São 24 horas diárias no ar, e as comunidades e movimentos que atuam na área têm espaço garantido na programação. Divulgam trabalhos, promovem debates, mobilizam o povo. "A Cantareira quer despertar cidadania no ouvinte", explica Juçara. "Através dela, a gente consegue chegar ao povão que não participa da comunidade e do movimento popular."

É a rede de comunidades quem organiza, dirige, pauta e opera a emissora comunitária, que consegue alcançar vinte bairros - cerca de 180 mil pessoas. A experiência ganha novos adeptos: de uns meses para cá, as comunidades do Setor Nova Esperança passaram a aderir ao projeto da rádio. Inclusive, algumas dessas comunidades discutem também a possibilidade de se organizarem em rede, como no caso do Setor São José Operário.

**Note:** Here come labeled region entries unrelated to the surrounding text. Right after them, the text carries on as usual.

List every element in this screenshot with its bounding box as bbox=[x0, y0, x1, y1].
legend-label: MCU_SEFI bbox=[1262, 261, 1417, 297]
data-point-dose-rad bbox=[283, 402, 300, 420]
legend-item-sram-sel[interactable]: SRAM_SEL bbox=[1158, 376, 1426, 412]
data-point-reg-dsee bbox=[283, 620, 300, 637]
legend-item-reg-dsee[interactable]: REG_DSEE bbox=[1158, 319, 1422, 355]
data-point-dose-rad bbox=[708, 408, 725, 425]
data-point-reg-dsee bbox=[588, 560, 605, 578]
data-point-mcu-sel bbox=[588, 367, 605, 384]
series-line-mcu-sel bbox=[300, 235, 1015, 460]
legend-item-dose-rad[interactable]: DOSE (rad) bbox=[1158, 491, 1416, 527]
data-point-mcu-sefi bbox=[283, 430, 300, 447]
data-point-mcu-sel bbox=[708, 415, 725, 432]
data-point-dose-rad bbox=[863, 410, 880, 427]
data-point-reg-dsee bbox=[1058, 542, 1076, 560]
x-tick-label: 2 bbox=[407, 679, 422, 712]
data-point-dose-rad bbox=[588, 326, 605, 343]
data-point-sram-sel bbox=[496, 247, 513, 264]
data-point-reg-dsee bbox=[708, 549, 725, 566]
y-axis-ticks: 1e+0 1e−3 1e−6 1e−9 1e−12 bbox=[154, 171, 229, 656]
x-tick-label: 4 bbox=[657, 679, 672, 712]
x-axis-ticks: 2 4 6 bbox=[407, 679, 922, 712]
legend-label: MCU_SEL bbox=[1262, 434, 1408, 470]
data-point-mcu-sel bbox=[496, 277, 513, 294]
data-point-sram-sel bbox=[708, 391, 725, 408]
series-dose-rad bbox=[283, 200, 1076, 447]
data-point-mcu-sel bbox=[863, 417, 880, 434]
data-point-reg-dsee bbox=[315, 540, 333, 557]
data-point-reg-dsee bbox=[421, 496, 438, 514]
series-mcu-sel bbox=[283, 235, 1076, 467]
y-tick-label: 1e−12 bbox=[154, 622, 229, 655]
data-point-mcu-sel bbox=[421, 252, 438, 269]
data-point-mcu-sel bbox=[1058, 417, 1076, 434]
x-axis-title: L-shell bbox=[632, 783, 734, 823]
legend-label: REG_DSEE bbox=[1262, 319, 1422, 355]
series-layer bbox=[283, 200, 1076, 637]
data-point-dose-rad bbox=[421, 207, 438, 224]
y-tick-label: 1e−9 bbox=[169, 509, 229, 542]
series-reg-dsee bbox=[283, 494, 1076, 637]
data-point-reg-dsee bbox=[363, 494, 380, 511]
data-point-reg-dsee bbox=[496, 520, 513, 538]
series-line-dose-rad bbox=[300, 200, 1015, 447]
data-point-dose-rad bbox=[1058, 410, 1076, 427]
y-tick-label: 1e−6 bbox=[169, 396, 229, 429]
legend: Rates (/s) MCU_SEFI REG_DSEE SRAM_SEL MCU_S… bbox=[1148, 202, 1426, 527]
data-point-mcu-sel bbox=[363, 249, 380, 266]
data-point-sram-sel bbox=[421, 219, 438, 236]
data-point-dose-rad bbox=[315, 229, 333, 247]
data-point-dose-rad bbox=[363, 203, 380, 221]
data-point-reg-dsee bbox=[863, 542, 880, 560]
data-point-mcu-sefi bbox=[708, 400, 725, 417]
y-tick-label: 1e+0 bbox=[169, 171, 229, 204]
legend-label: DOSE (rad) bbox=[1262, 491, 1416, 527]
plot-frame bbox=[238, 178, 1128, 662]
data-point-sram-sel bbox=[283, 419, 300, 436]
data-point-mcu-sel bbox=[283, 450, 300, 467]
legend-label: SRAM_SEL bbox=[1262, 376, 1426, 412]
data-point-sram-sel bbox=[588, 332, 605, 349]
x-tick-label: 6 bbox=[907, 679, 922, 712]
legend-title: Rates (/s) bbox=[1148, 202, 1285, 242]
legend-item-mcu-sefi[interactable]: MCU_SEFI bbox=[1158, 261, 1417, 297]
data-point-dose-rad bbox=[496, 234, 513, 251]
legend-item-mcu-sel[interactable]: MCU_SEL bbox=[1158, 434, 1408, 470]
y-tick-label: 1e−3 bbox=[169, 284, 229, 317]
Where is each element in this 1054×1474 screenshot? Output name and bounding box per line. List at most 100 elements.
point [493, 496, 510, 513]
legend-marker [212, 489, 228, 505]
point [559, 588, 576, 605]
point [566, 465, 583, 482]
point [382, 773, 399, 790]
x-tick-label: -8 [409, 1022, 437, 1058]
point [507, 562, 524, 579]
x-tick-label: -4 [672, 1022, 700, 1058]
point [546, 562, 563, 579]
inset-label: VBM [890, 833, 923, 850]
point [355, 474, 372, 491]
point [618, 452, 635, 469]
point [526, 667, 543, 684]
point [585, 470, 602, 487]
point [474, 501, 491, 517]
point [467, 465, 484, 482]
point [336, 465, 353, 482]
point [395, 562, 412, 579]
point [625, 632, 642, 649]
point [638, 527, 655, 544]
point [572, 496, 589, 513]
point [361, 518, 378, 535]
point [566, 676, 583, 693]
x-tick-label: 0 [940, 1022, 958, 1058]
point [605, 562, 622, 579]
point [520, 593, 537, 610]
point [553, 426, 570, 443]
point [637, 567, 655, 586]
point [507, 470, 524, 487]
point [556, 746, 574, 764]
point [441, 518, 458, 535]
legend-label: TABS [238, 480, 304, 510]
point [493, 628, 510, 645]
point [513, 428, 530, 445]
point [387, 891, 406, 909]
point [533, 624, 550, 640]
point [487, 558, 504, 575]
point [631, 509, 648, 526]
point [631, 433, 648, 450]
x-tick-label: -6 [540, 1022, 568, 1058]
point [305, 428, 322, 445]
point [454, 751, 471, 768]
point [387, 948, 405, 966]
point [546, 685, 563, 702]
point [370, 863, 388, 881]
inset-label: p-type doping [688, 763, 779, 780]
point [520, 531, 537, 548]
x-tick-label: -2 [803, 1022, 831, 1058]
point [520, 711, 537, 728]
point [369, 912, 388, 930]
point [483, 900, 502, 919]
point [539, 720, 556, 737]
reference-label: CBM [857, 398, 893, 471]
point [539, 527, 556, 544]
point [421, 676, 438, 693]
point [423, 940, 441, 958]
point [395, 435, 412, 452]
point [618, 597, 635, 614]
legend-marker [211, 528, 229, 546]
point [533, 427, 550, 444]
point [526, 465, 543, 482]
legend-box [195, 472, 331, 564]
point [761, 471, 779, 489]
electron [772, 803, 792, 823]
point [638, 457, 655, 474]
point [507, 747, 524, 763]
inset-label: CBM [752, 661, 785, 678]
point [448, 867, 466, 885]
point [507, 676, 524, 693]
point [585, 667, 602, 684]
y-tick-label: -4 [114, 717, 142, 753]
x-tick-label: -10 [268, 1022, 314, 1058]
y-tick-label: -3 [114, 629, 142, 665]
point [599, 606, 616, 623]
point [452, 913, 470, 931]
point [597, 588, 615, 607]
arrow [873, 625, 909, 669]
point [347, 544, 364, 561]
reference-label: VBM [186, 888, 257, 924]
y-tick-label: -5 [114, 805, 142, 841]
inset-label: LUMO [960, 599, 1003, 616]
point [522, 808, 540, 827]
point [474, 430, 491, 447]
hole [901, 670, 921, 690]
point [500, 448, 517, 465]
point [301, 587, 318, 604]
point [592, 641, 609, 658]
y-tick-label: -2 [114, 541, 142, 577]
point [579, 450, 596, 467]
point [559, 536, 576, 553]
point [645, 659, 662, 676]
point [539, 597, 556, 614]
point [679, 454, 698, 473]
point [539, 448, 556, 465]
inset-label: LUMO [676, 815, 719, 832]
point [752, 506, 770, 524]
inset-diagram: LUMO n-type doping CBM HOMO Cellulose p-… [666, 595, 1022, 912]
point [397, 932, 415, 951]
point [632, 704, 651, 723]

A experiência da rádio comunitária está sendo levada para o Nono Encontro Intereclesial de CEBs em São Luís do Maranhão. Juçara vai falar sobre o assunto para centenas de representantes de comunidades de todo o Brasil, além de bispos e assessores.

A ousadia vai além. Por telefone, Juçara estará cobrindo o evento, ao vivo, para a Rádio Cantareira FM. As comunidades da região de Brasilândia mostram que é possível voar mais alto.

Quando se reuniram em preparação ao Intereclesial, elas refletiram sobre o valor de uma emissora de rádio para o trabalho com a massa. Porque é exatamente esse o tema do encontro de São Luís: a relação das Comunidades de Base com o povão maior, a grande massa (veja a matéria seguinte).

"Quem pensa que a experiência do Setor São José Operário é uma coisa isolada, se engana", alerta Juçara. Outras parecidas vêm sendo realizadas por aí, na Arquidiocese de São Paulo e em outros lugares do Brasil.

Porque as CEBs não param. Elas procuram ser "um jeito novo, sempre novo e cada dia de novo" de ser Igreja, costuma dizer Pedro Casaldáliga, bispo de São Félix do Araguaia, no Mato Grosso.